* Canadian dollar at C$1.3230 or 75.59 U.S. cents
* Bond prices mixed across the maturity curve
TORONTO, Sept 21 (Reuters) - The Canadian dollar was little
changed against the greenback on Monday, paring earlier gains as
disappointing domestic wholesale trade data and a stronger U.S.
dollar were offset by stronger crude prices, which tend to
benefit the commodities-linked currency.
The value of Canadian wholesale trade was unchanged in July
as gains in sectors including machinery and motor vehicles were
offset by declines in the food industry. Economists had forecast
a gain of 0.7 percent. In volume terms, wholesale sales were
down 0.4 percent in July.
The U.S. dollar also rebounded from last week's post-Federal
Reserve lows as investors digested how the Federal Reserve's
decision last week to keep interest rates steady might impact
other key central banks around the world.
* At 9:39 a.m.
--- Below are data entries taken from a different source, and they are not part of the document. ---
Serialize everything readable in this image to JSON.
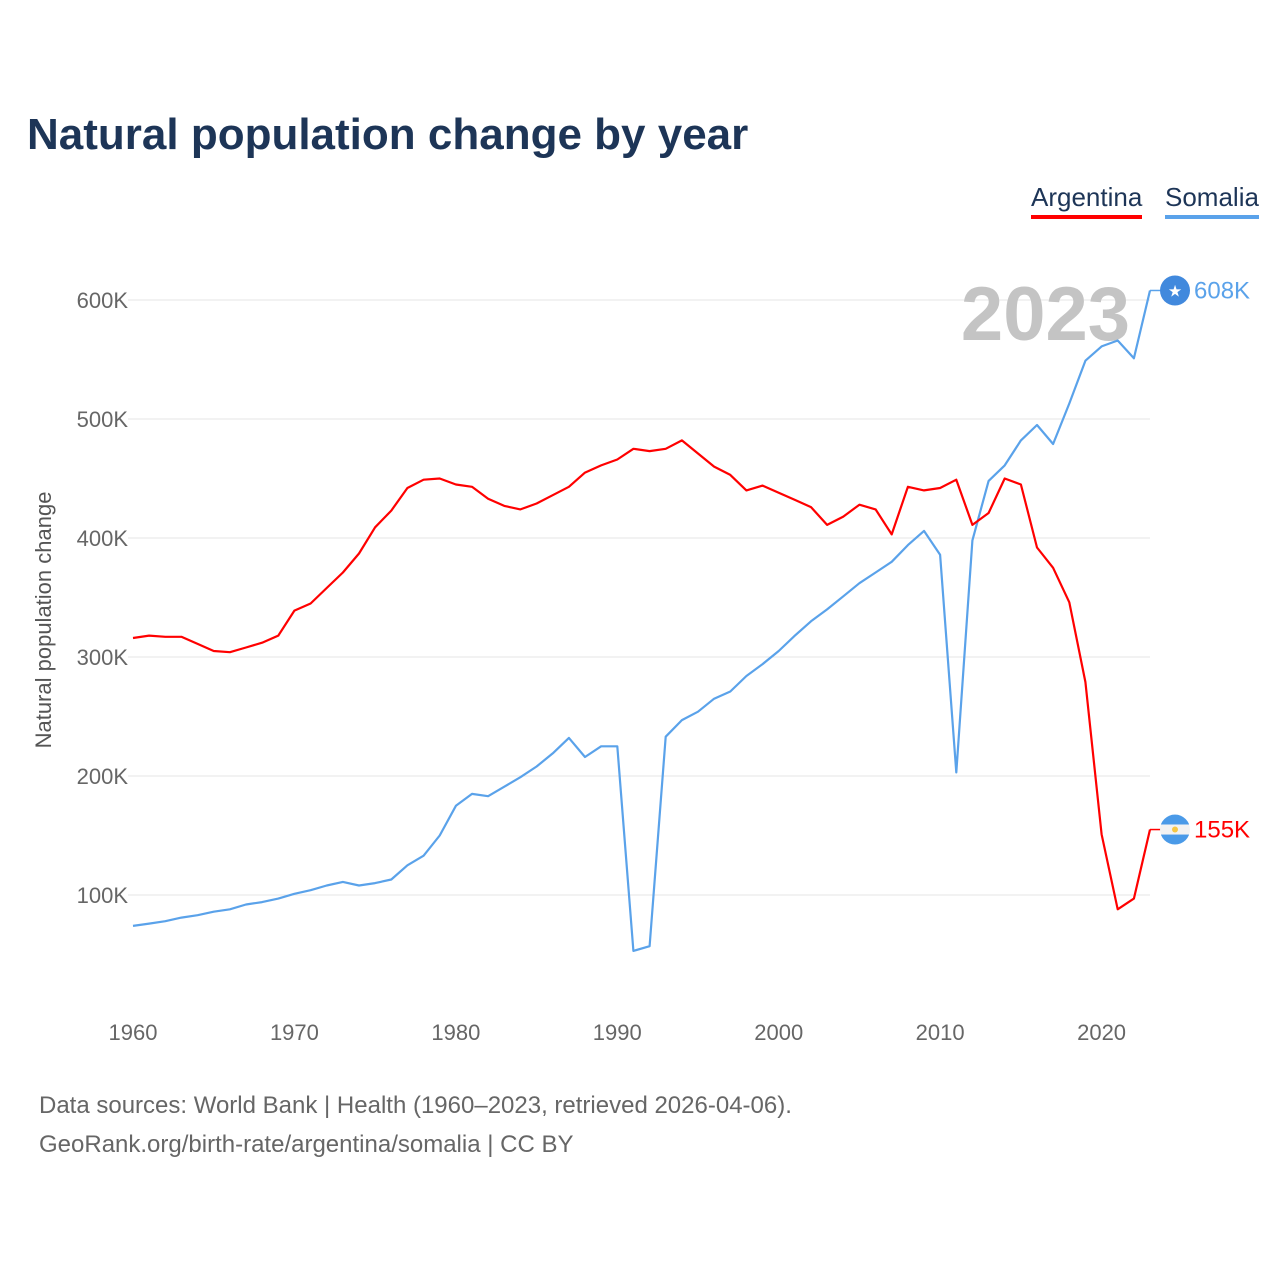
{
  "title": "Natural population change by year",
  "legend": [
    {
      "name": "Argentina",
      "color": "#ff0000"
    },
    {
      "name": "Somalia",
      "color": "#5aa2ea"
    }
  ],
  "year_label": "2023",
  "end_labels": {
    "somalia": "608K",
    "argentina": "155K"
  },
  "footer": {
    "line1": "Data sources: World Bank | Health (1960–2023, retrieved 2026-04-06).",
    "line2": "GeoRank.org/birth-rate/argentina/somalia | CC BY"
  },
  "chart_data": {
    "type": "line",
    "title": "Natural population change by year",
    "xlabel": "",
    "ylabel": "Natural population change",
    "xlim": [
      1960,
      2023
    ],
    "ylim": [
      0,
      600
    ],
    "unit": "thousands",
    "grid": true,
    "legend_position": "top-right",
    "x_ticks": [
      1960,
      1970,
      1980,
      1990,
      2000,
      2010,
      2020
    ],
    "y_ticks": [
      100,
      200,
      300,
      400,
      500,
      600
    ],
    "y_tick_labels": [
      "100K",
      "200K",
      "300K",
      "400K",
      "500K",
      "600K"
    ],
    "x": [
      1960,
      1961,
      1962,
      1963,
      1964,
      1965,
      1966,
      1967,
      1968,
      1969,
      1970,
      1971,
      1972,
      1973,
      1974,
      1975,
      1976,
      1977,
      1978,
      1979,
      1980,
      1981,
      1982,
      1983,
      1984,
      1985,
      1986,
      1987,
      1988,
      1989,
      1990,
      1991,
      1992,
      1993,
      1994,
      1995,
      1996,
      1997,
      1998,
      1999,
      2000,
      2001,
      2002,
      2003,
      2004,
      2005,
      2006,
      2007,
      2008,
      2009,
      2010,
      2011,
      2012,
      2013,
      2014,
      2015,
      2016,
      2017,
      2018,
      2019,
      2020,
      2021,
      2022,
      2023
    ],
    "series": [
      {
        "name": "Argentina",
        "color": "#ff0000",
        "values": [
          316,
          318,
          317,
          317,
          311,
          305,
          304,
          308,
          312,
          318,
          339,
          345,
          358,
          371,
          387,
          409,
          423,
          442,
          449,
          450,
          445,
          443,
          433,
          427,
          424,
          429,
          436,
          443,
          455,
          461,
          466,
          475,
          473,
          475,
          482,
          471,
          460,
          453,
          440,
          444,
          438,
          432,
          426,
          411,
          418,
          428,
          424,
          403,
          443,
          440,
          442,
          449,
          411,
          421,
          450,
          445,
          392,
          375,
          346,
          279,
          151,
          88,
          97,
          155
        ]
      },
      {
        "name": "Somalia",
        "color": "#5aa2ea",
        "values": [
          74,
          76,
          78,
          81,
          83,
          86,
          88,
          92,
          94,
          97,
          101,
          104,
          108,
          111,
          108,
          110,
          113,
          125,
          133,
          150,
          175,
          185,
          183,
          191,
          199,
          208,
          219,
          232,
          216,
          225,
          225,
          53,
          57,
          233,
          247,
          254,
          265,
          271,
          284,
          294,
          305,
          318,
          330,
          340,
          351,
          362,
          371,
          380,
          394,
          406,
          386,
          203,
          398,
          448,
          461,
          482,
          495,
          479,
          513,
          549,
          561,
          566,
          551,
          608
        ]
      }
    ]
  }
}
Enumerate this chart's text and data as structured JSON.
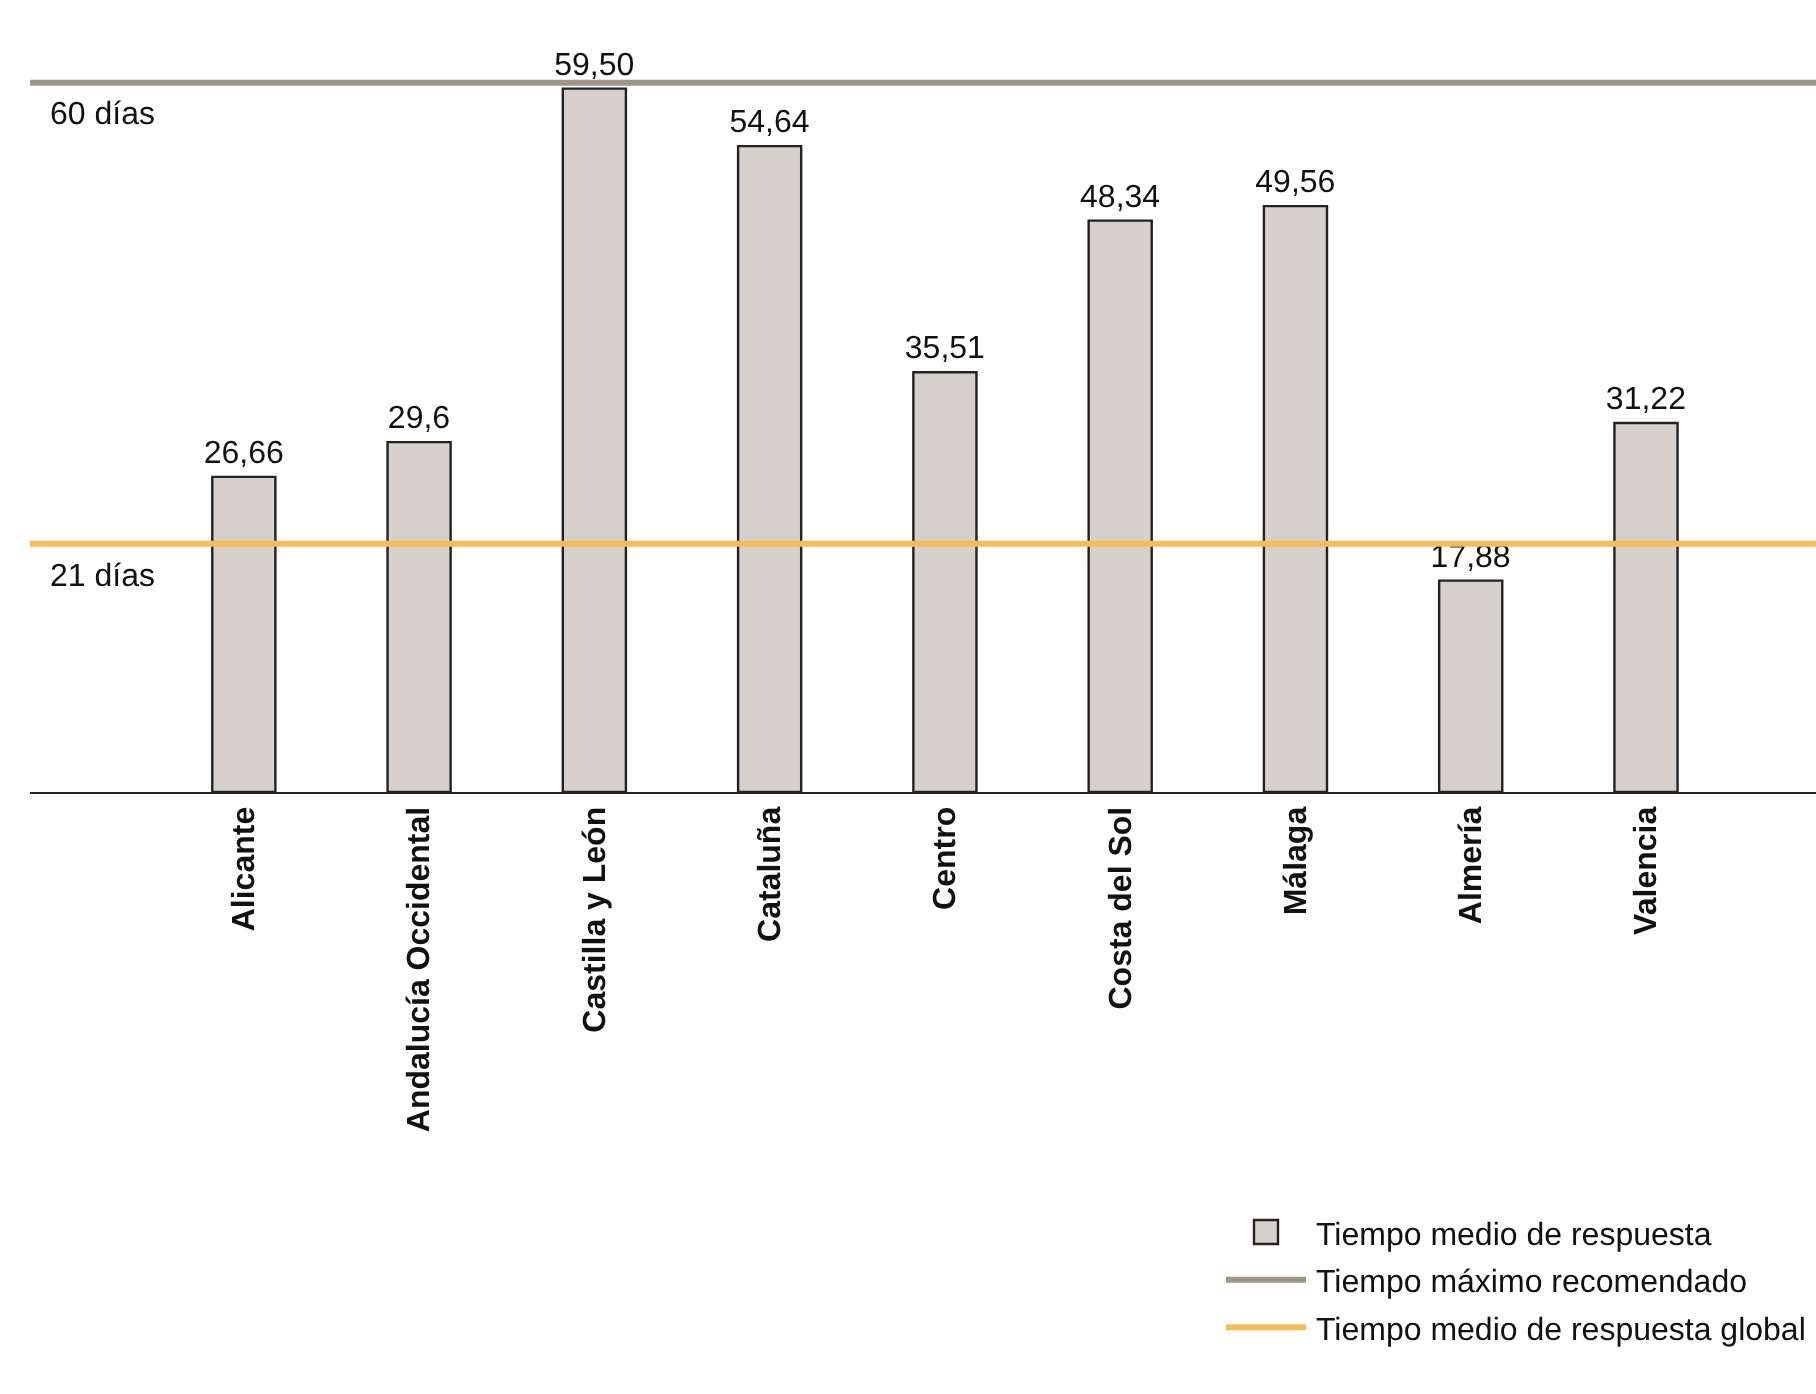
{
  "chart_data": {
    "type": "bar",
    "categories": [
      "Alicante",
      "Andalucía Occidental",
      "Castilla y León",
      "Cataluña",
      "Centro",
      "Costa del Sol",
      "Málaga",
      "Almería",
      "Valencia"
    ],
    "series": [
      {
        "name": "Tiempo medio de respuesta",
        "color": "#d6d2cb",
        "values": [
          26.66,
          29.6,
          59.5,
          54.64,
          35.51,
          48.34,
          49.56,
          17.88,
          31.22
        ],
        "value_labels": [
          "26,66",
          "29,6",
          "59,50",
          "54,64",
          "35,51",
          "48,34",
          "49,56",
          "17,88",
          "31,22"
        ]
      }
    ],
    "ylim": [
      0,
      67
    ],
    "tick_labels": "x",
    "legend": "bottom right",
    "ref_lines": [
      {
        "axis": "y",
        "value": 60,
        "label": "Tiempo máximo recomendado",
        "color": "#a09684"
      },
      {
        "axis": "y",
        "value": 21,
        "label": "Tiempo medio de respuesta global",
        "color": "#f7bc5a"
      }
    ],
    "annotations": [
      {
        "text": "60 días",
        "y": 60
      },
      {
        "text": "21 días",
        "y": 21
      }
    ]
  }
}
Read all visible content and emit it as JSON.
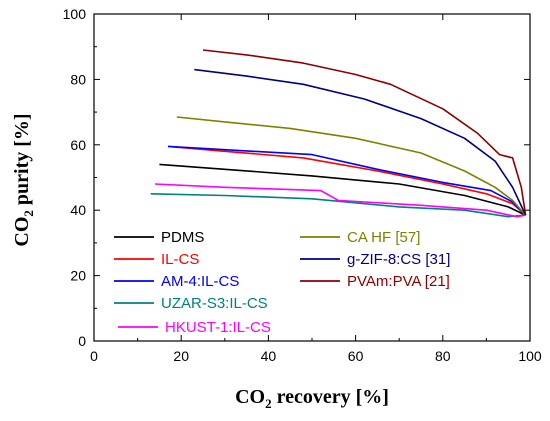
{
  "chart_data": {
    "type": "line",
    "title": "",
    "xlabel": "CO2 recovery [%]",
    "xlabel_parts": {
      "prefix": "CO",
      "sub": "2",
      "suffix": " recovery [%]"
    },
    "ylabel": "CO2 purity [%]",
    "ylabel_parts": {
      "prefix": "CO",
      "sub": "2",
      "suffix": " purity [%]"
    },
    "xlim": [
      0,
      100
    ],
    "ylim": [
      0,
      100
    ],
    "xticks": [
      "0",
      "20",
      "40",
      "60",
      "80",
      "100"
    ],
    "yticks": [
      "0",
      "20",
      "40",
      "60",
      "80",
      "100"
    ],
    "grid": false,
    "legend_position": "bottom-center",
    "series": [
      {
        "name": "PDMS",
        "color": "#000000",
        "x": [
          15,
          30,
          50,
          70,
          85,
          95,
          99
        ],
        "y": [
          54,
          52.5,
          50.5,
          48,
          44.5,
          41,
          38.5
        ]
      },
      {
        "name": "IL-CS",
        "color": "#ff0000",
        "x": [
          17,
          30,
          48,
          65,
          80,
          90,
          96,
          99
        ],
        "y": [
          59.5,
          58,
          56,
          52,
          48,
          45,
          42,
          38.5
        ]
      },
      {
        "name": "AM-4:IL-CS",
        "color": "#0000ff",
        "x": [
          17,
          30,
          50,
          65,
          80,
          91,
          96,
          99
        ],
        "y": [
          59.5,
          58.5,
          57,
          52.5,
          48.5,
          46,
          42.5,
          38.5
        ]
      },
      {
        "name": "UZAR-S3:IL-CS",
        "color": "#008080",
        "x": [
          13,
          30,
          50,
          70,
          85,
          95,
          99
        ],
        "y": [
          45,
          44.5,
          43.5,
          41,
          40,
          38,
          38.5
        ]
      },
      {
        "name": "HKUST-1:IL-CS",
        "color": "#ff00ff",
        "x": [
          14,
          30,
          52,
          56,
          75,
          90,
          97,
          99
        ],
        "y": [
          48,
          47,
          46,
          43,
          41.5,
          40,
          38,
          38.5
        ]
      },
      {
        "name": "CA HF [57]",
        "color": "#808000",
        "x": [
          19,
          30,
          45,
          60,
          75,
          85,
          92,
          96,
          99
        ],
        "y": [
          68.5,
          67,
          65,
          62,
          57.5,
          52,
          47,
          43,
          38.5
        ]
      },
      {
        "name": "g-ZIF-8:CS [31]",
        "color": "#000080",
        "x": [
          23,
          35,
          48,
          62,
          75,
          85,
          92,
          96,
          99
        ],
        "y": [
          83,
          81,
          78.5,
          74,
          68,
          62,
          55,
          47,
          38.5
        ]
      },
      {
        "name": "PVAm:PVA [21]",
        "color": "#8b0000",
        "x": [
          25,
          35,
          48,
          60,
          68,
          80,
          88,
          93,
          96,
          98,
          99
        ],
        "y": [
          89,
          87.5,
          85,
          81.5,
          78.5,
          71,
          63.5,
          57,
          56,
          47,
          38.5
        ]
      }
    ]
  }
}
EDT (1339 GMT), the Canadian dollar CAD=D4
was trading at C$1.3230 to the greenback, or 75.59 U.S. cents,
steady from the Bank of Canada's official close of C$1.3217, or
75.66 U.S. cents.
* The loonie, which was stronger against all of its key
currency counterparts, traded between C$1.3176 and C$1.3236.
* Bank of Canada governor Stephen Poloz will be speaking
this afternoon at 2:30 p.m. EDT.
* Canadian retail sales for July will be the only other
domestic data this week.
* Data showing U.S. drilling had slowed helped give the
price of crude oil, a key Canadian export, a lift. U.S. CLc1
prices were up 2.24 percent to $45.68, while Brent crude LCOc1
added 1.54 percent to $48.2. O/R
* Canadian government bond prices were mixed across the
maturity curve, with the longer term bond prices falling. The
two-year CA2YT=RR price down 4 Canadian cents to yield 0.483
percent and the benchmark 10-year CA10YT=RR falling 36
Canadian cents to yield 1.501 percent.
* The Canada-U.S. two-year bond spread was -22.3 basis
points, while the 10-year spread was -67.9 basis points.